Последний раздел книги, называющийся (вслед за Померанцем) «Великой дивергенцией», начинается за здравие, но кончается за упокой. На протяжении долгого мальтузианского плато средний уровень жизни в разных частях света был разным, но абсолютная разница была не слишком большой. И везде уровень жизни определялся прожиточным минимумом и общей для всех людей физиологией. Но после промышленной революции одни страны вступили в эпоху длительного экономического роста, который продолжается и по сей день, то ускоряясь, то замедляясь, тогда как другие переживали застой и даже спад, а уровень жизни в них не далеко ушел от доиндустриального уровня.

В 1800 г. на Западную Европу, Северную Америку и Океанию, включая тихоокеанские острова Полинезии, Микронезии и Меланезии, приходилось 12 % всего мирового населения и 27 % всего мирового дохода. В 2000 г. в них по-прежнему проживает 12 % населения (на Северную Америку его приходится больше), но доля дохода выросла до 45 %. Напротив, доля населения в Африке выросла с 7 до 9 %, а доля дохода сократилась с 13 до 4 %. В этом и состоит великая дивергенция.

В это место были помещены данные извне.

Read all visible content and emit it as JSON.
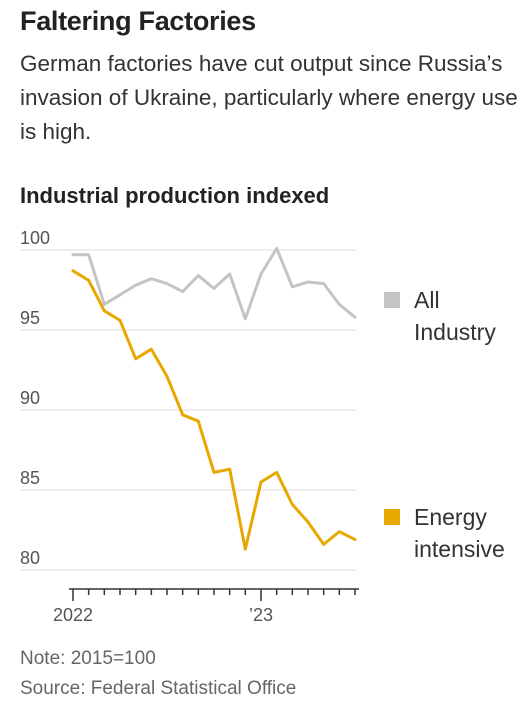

И в каком-то смысле объяснить ее так же непросто, как и промышленную революцию.

Кларк довольно убедительно показывает, что этот впечатляющий разрыв был обусловлен серьезной разницей в эффективности производства или том, что экономисты называют «совокупной производительностью факторов производства». Речь идет об объеме производства в расчете на единицу затрат факторов производства (рабочей силы, капитала и природных ресурсов). Он справедливо полагает, что главной причиной этого является не отсутствие доступа к технологиям или капиталу, которые на самом деле доступны бедным странам, способным эффективно использовать их сегодня, и были доступны на протяжении долгого времени в определенных местах, особенно в колониальных владениях. И дело не в нехватке квалифицированных работников. Кларк не согласен также с теми, кто говорит о плохом управлении, потому что текстильные фабрики в колониальной Индии с британским начальством работали ничуть не лучше фабрик с индийским начальством. (Это, конечно, не самый сильный аргумент, но, возможно, другие примеры показали бы то же самое.) В конце концов Кларк возлагает всю вину на работников – не на их квалификацию или врожденные способности, а на отсутствие у них смекалки, стремления к профессиональному росту, желания трудиться не из-под палки и так далее.

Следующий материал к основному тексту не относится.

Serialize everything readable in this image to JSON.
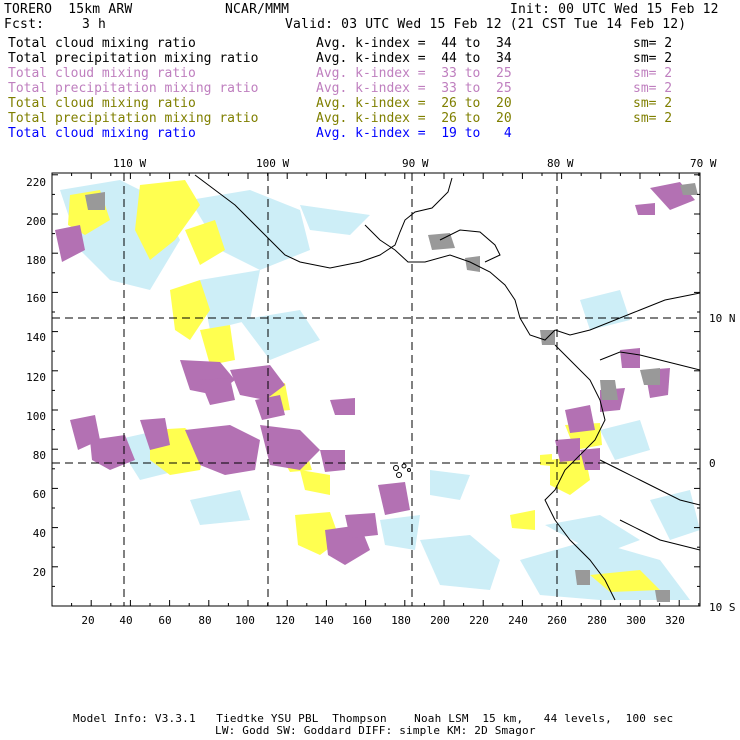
{
  "header": {
    "model": "TORERO  15km ARW",
    "center": "NCAR/MMM",
    "init": "Init: 00 UTC Wed 15 Feb 12",
    "fcst_label": "Fcst:",
    "fcst_value": "3 h",
    "valid": "Valid: 03 UTC Wed 15 Feb 12 (21 CST Tue 14 Feb 12)"
  },
  "legend": [
    {
      "field": "Total cloud mixing ratio",
      "kindex": "Avg. k-index =  44 to  34",
      "sm": "sm= 2",
      "color": "#000000"
    },
    {
      "field": "Total precipitation mixing ratio",
      "kindex": "Avg. k-index =  44 to  34",
      "sm": "sm= 2",
      "color": "#000000"
    },
    {
      "field": "Total cloud mixing ratio",
      "kindex": "Avg. k-index =  33 to  25",
      "sm": "sm= 2",
      "color": "#bf7fbf"
    },
    {
      "field": "Total precipitation mixing ratio",
      "kindex": "Avg. k-index =  33 to  25",
      "sm": "sm= 2",
      "color": "#bf7fbf"
    },
    {
      "field": "Total cloud mixing ratio",
      "kindex": "Avg. k-index =  26 to  20",
      "sm": "sm= 2",
      "color": "#7f7f00"
    },
    {
      "field": "Total precipitation mixing ratio",
      "kindex": "Avg. k-index =  26 to  20",
      "sm": "sm= 2",
      "color": "#7f7f00"
    },
    {
      "field": "Total cloud mixing ratio",
      "kindex": "Avg. k-index =  19 to   4",
      "sm": "",
      "color": "#0000ff"
    }
  ],
  "axes": {
    "lon_labels": [
      "110 W",
      "100 W",
      "90 W",
      "80 W",
      "70 W"
    ],
    "lat_labels": [
      "10 N",
      "0",
      "10 S"
    ],
    "x_ticks": [
      "20",
      "40",
      "60",
      "80",
      "100",
      "120",
      "140",
      "160",
      "180",
      "200",
      "220",
      "240",
      "260",
      "280",
      "300",
      "320"
    ],
    "y_ticks": [
      "220",
      "200",
      "180",
      "160",
      "140",
      "120",
      "100",
      "80",
      "60",
      "40",
      "20"
    ]
  },
  "colors": {
    "cloud_light_blue": "#cdeef7",
    "yellow": "#ffff50",
    "purple": "#b371b3",
    "gray": "#999999"
  },
  "footer": {
    "line1": "Model Info: V3.3.1   Tiedtke YSU PBL  Thompson    Noah LSM  15 km,   44 levels,  100 sec",
    "line2": "LW: Godd SW: Goddard DIFF: simple KM: 2D Smagor"
  }
}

В этом контексте он также отвергает распространенное представление, что разница в эффективности объясняется существованием неработающих или коррумпированных экономических, социальных и политических институтов. Ведь если фабрика в бедной стране производит меньше, чем точно такая же фабрика в богатой стране, то как это может быть связано с несостоятельностью институтов? Возможно, он делает поспешные выводы. Клановость наверху, несоблюдение законов, назначения по принципу личной преданности, несправедливые налоги, произвольный наем и увольнение – все эти практики легко могут привести к утрате доверия или даже саботажу; отсюда и неэффективное производство.

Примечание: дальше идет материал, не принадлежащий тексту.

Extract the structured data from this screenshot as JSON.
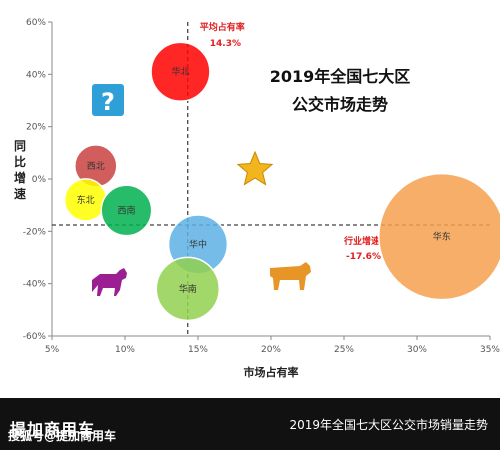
{
  "chart_data": {
    "type": "scatter",
    "title": "2019年全国七大区\n公交市场走势",
    "xlabel": "市场占有率",
    "ylabel": "同比增速",
    "xlim": [
      5,
      35
    ],
    "ylim": [
      -60,
      60
    ],
    "x_ticks": [
      "5%",
      "10%",
      "15%",
      "20%",
      "25%",
      "30%",
      "35%"
    ],
    "y_ticks": [
      "60%",
      "40%",
      "20%",
      "0%",
      "-20%",
      "-40%",
      "-60%"
    ],
    "avg_share": {
      "label": "平均占有率",
      "value_label": "14.3%",
      "value": 14.3
    },
    "industry_growth": {
      "label": "行业增速",
      "value_label": "-17.6%",
      "value": -17.6
    },
    "points": [
      {
        "name": "华北",
        "x": 13.8,
        "y": 41,
        "size": 7,
        "color": "#ff0000"
      },
      {
        "name": "西北",
        "x": 8.0,
        "y": 5,
        "size": 5,
        "color": "#c9423f"
      },
      {
        "name": "东北",
        "x": 7.3,
        "y": -8,
        "size": 5,
        "color": "#ffff00"
      },
      {
        "name": "西南",
        "x": 10.1,
        "y": -12,
        "size": 6,
        "color": "#00b050"
      },
      {
        "name": "华中",
        "x": 15.0,
        "y": -25,
        "size": 7,
        "color": "#5db1e4"
      },
      {
        "name": "华南",
        "x": 14.3,
        "y": -42,
        "size": 7.5,
        "color": "#92d050"
      },
      {
        "name": "华东",
        "x": 31.7,
        "y": -22,
        "size": 15,
        "color": "#f6a04d"
      }
    ]
  },
  "footer": {
    "logo": "提加商用车",
    "watermark": "搜狐号@提加商用车",
    "caption": "2019年全国七大区公交市场销量走势"
  },
  "decorations": {
    "question_icon": "question-icon",
    "star_icon": "star-icon",
    "dog_icon": "dog-icon",
    "cow_icon": "cow-icon"
  }
}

Пессимизм Кларка в том, что касается преодоления разрыва между преуспевающими и отсталыми экономиками, возможно, вызван убеждением, что ничего нельзя изменить, пока среди населения не распространятся качества, необходимые для коммерции и промышленного производства, как это, по его представлениям, произошло в доиндустриальной Англии. Для этого нужно время. Очень много времени. Но эта его идея опровергается необычайным длительным ростом Китая и – в последнее время – Индии. Боюсь расстроить Кларка, но обе эти истории успеха были связаны с институциональными изменениями и, в частности, с отказом от централизованного управления и переходом к открытой рыночной экономике.